According to people living on the streets there is no doubt the atmosphere has become more violent. As reported in street roots (May 1, "Hating the Homeless") people are more vulnerable today than in recent years because of social service cuts and increased anxiety. Portland ranks seventh in the nation for having the most dangerous streets, according to the National Coalition for the Homeless. At the same time, advocates say isolated incidents shouldn't be used to stigmatize homeless people overall as being a violent culture.

"The streets are not a safe place for the homeless youth, but, by far, the majority of homeless youth are good kids," said Kathy Oliver, executive director of Outside In. "This is a tragedy and shouldn't be reflective of the homeless youth. We've helped 68 kids get jobs, and sent 20 kids to college last year. These kids are trying. Many homeless youth have lost their own families, and band together for protection. It's very rare that this kind of violence occurs."

Eleven street youths and homeless individuals were arrested on the morning of June 11 for the murder of Jessica Williams, 22. A Union Pacific employee discovered her bludgeoned body under the Esplanade Footbridge near the east side of the Steel Bridge on May 23. Williams was stabbed and set on fire, according to reports. Williams was known to frequent the Portland streets, and on some occasions use homeless shelters when she was not staying with her parents.

"What I'm worried about is that the media will take a line on homeless families, and somehow say breaking a rule could potentially lead to someone's death. They'll probably take this incident, as tragic as it may be, and apply it to all homeless people," said Jack Tafari, chairman of Dignity Village.
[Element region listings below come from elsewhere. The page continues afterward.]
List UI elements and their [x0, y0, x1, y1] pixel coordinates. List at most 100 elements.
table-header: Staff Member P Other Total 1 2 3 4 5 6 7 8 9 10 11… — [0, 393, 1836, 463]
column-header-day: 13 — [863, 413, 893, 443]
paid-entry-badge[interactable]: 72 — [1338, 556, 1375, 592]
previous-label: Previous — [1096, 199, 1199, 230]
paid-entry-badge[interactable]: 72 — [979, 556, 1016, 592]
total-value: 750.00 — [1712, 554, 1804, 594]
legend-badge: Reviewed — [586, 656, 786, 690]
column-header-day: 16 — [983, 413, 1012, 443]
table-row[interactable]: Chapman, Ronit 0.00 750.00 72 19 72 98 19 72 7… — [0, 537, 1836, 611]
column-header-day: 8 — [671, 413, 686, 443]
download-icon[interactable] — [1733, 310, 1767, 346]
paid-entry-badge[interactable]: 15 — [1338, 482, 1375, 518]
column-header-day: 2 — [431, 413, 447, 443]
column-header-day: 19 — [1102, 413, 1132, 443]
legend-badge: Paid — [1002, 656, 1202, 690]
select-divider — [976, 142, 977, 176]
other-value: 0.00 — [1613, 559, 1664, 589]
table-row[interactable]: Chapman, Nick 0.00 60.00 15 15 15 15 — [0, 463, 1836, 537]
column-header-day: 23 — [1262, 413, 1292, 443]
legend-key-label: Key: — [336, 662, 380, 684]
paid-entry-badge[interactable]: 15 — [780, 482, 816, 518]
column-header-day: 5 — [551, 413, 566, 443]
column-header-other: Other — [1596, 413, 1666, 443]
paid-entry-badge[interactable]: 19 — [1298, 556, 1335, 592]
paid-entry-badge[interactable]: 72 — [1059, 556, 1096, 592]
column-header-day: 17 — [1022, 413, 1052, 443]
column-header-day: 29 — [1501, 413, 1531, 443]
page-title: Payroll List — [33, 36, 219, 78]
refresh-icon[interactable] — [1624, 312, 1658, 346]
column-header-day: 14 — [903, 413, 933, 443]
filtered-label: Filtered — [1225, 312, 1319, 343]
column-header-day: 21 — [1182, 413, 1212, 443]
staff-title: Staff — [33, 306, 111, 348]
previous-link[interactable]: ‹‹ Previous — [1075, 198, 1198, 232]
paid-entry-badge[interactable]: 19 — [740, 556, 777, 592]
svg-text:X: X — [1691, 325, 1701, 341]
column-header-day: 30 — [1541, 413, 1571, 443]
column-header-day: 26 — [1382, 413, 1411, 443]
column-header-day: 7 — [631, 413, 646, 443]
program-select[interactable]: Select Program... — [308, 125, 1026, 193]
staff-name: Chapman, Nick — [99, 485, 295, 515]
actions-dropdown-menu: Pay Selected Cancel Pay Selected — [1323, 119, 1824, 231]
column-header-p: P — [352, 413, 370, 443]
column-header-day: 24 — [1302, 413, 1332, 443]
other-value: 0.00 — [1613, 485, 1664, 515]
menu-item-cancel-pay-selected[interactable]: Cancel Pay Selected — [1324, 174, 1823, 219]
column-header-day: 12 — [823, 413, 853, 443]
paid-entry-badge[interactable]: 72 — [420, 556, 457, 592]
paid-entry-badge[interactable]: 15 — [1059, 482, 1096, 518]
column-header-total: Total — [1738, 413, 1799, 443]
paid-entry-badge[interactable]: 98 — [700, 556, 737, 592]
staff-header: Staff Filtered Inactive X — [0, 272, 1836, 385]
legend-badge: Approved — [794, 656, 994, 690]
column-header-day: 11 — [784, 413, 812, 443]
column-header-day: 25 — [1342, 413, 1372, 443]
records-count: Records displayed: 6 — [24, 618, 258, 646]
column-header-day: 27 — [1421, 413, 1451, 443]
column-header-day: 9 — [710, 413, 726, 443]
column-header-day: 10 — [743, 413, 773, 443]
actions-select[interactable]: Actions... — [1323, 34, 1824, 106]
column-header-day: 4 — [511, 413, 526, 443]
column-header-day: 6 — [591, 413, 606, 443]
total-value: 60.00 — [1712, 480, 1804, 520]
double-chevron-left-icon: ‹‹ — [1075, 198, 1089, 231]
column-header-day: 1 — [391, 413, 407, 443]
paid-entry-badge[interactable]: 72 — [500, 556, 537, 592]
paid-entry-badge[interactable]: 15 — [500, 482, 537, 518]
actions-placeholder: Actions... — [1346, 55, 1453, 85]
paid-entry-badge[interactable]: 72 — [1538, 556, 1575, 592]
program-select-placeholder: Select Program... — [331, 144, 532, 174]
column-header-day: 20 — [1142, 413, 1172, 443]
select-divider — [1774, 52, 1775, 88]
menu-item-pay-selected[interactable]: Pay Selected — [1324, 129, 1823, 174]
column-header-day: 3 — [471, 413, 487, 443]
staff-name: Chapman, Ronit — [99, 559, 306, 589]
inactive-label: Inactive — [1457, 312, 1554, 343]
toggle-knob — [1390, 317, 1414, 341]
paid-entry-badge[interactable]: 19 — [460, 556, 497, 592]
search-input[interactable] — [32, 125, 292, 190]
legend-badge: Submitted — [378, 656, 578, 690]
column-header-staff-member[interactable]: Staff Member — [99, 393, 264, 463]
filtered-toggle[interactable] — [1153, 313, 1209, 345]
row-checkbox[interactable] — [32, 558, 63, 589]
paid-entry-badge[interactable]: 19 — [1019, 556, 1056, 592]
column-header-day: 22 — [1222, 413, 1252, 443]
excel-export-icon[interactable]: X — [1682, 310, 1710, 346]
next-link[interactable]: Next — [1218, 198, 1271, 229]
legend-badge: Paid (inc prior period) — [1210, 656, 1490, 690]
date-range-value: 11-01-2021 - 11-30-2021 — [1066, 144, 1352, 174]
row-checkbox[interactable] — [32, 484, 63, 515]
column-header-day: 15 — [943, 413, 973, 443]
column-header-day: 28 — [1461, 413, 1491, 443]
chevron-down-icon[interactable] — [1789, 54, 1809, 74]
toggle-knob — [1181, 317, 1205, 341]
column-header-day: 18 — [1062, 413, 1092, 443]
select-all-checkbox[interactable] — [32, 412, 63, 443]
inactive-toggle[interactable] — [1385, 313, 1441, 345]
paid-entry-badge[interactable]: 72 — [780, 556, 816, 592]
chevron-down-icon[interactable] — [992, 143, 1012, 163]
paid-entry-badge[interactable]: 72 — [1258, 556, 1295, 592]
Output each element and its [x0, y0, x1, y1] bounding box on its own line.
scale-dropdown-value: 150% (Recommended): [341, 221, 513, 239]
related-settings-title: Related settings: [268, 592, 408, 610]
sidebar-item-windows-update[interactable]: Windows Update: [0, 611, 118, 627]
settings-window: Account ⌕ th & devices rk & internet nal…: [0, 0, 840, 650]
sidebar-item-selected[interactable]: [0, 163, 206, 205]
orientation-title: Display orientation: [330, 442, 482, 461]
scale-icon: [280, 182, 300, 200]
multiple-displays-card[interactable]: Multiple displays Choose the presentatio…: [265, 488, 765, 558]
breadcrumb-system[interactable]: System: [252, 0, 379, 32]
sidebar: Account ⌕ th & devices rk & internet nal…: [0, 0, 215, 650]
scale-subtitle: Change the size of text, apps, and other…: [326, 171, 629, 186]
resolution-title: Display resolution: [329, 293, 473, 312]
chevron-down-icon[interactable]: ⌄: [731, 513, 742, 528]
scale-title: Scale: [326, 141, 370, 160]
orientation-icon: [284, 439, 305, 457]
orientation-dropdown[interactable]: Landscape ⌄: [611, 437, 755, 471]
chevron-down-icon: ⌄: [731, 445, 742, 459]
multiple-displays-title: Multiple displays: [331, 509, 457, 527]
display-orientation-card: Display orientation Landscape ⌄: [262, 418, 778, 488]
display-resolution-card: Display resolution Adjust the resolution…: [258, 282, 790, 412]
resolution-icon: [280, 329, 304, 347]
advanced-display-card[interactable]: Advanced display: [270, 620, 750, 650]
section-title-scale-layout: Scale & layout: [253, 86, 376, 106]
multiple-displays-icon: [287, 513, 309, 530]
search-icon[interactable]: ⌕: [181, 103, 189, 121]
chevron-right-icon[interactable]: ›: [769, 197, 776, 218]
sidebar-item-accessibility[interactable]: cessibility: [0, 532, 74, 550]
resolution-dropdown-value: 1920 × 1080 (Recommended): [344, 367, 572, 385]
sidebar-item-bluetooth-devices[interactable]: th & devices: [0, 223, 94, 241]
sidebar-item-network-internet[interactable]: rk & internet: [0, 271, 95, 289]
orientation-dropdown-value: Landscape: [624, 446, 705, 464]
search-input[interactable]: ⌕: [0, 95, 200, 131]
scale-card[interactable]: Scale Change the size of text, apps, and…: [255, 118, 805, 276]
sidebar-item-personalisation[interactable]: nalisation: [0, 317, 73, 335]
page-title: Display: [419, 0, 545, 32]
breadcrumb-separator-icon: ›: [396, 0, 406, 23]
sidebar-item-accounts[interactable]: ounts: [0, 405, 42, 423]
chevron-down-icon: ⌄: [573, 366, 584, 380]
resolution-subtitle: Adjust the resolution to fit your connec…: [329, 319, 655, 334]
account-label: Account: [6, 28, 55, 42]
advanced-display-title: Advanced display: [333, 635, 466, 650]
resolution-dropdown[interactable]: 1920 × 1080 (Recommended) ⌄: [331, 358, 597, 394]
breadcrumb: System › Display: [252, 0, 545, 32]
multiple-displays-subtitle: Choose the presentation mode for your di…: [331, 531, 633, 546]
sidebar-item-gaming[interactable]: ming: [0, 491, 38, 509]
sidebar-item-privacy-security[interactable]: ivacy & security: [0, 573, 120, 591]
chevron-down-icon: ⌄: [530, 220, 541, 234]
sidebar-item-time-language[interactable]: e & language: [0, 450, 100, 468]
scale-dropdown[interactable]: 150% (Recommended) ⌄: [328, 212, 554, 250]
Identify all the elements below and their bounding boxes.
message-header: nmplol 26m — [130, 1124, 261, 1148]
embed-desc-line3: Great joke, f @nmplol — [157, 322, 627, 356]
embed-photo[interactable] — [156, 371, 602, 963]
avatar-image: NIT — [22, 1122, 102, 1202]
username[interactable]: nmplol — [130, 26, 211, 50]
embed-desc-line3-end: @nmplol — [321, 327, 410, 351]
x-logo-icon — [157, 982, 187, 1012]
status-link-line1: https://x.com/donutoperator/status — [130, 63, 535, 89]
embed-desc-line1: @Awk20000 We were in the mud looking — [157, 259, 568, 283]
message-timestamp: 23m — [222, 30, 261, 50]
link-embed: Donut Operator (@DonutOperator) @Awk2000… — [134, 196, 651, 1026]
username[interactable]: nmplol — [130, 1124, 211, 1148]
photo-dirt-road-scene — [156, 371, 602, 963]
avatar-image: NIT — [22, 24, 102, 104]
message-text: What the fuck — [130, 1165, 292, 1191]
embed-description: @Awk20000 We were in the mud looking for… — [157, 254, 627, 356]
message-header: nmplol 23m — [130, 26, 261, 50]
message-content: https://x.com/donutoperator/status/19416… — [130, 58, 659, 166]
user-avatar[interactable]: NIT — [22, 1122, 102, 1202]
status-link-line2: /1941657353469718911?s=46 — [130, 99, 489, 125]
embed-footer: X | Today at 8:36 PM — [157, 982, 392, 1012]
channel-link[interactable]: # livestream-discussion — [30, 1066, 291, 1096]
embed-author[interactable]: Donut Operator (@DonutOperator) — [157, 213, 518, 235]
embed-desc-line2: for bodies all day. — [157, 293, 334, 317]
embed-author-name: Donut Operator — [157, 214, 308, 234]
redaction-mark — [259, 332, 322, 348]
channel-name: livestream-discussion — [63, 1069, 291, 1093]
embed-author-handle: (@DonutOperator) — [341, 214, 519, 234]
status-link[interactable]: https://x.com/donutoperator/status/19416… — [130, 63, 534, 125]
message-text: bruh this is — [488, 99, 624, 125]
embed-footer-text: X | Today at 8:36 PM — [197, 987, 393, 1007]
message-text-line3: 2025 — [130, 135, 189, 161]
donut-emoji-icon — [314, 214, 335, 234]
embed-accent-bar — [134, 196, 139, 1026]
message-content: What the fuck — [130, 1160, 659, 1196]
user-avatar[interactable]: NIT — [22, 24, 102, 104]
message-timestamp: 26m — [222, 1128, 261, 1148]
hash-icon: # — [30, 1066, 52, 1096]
The Multnomah County District Attorney's office says one of the arrested youths claims that the group charged in William's murder got its start at the Portland Peace Encampment located across from the City Hall building. The encampment members are protesting the city's anti-camping ordinance.

"The probable clause affidavit says that Crystal Ann Grace said that she met Nelson and DK at the Portland Peace camp in late March. Nelson was the 'father' of the street family, and DK was the main warrior that carried out the killing," said Norm Frank of the district attorney's office.

But at least one person who has been with the encampment for months said that reports that the street family got its start at the encampment are inaccurate.

"This is public property," said Todd Kurylowicz of the Portland Peace Encampment. "There are people who have access to the encampment, and we've met a wide range of people from a wide range of life. We also maintain basic principles at the encampment no drugs, and no violence. We are a peaceful environment where anybody in the community can go. We've been marginalized by the Portland Police. When they come in to harass the encampment, they push kids out, and the kids scatter to a hostile environment on the streets, "

Kurylowicz said that James Nelson, who reportedly formed the core of the family from relationships at the encampment, never once spent the night at the Peace Encampment. He was only there one day, Kurylowicz said.

Williams was reportedly killed because she broke a rule in the street family, and the group then lashed out and killed her.

"Some people in the homeless culture can be very violent people," said Sgt. Brian Schmautz with the Portland Police Department. "And the streets are getting more violent, in part because they are populated by younger, more aggressive individuals than in previous years."

Schmautz said he wasn't aware of any plans to increase police activity regarding homeless camps.

Jonathon, 23, says he has been working as an independent street youth advocate in Portland, and that the notion of a street "family" is being twisted by the violent group of youths who were arrested in connection with Williams' murder. Jonathon said he knows members of the group, including Williams, and that "they were always trying to create drama." Real street families, he said, are a supportive and positive network for survival. Jonathon said he told people to stay away from them, including Williams.

"It's such a catastrophe," Jonathon said. "Everybody liked her. She was always doing things for other people."

Jonathon said he is concerned about the fallout on homeless people with the bad publicity surrounding the recent spate of violence on the street.

"I think it's really going to change," Jonathon said. "I can already see people walking around us. I know we're already looked at differently because of the bad media."

The group involved in the William's case is an aberration, he said.

"Anybody that isn't willing to come down to ask what the truth is, then they're ignorant and prefer to stay that way."

Jonathon also said to his knowledge the 'family' was not connected to the peace encampment, and had their own camp.

"It seems when a homeless person gets killed the press isn't as interested," said Jamie Manuel, with crossroads. "But when a homeless person gets killed by another homeless person then it's suddenly front page news."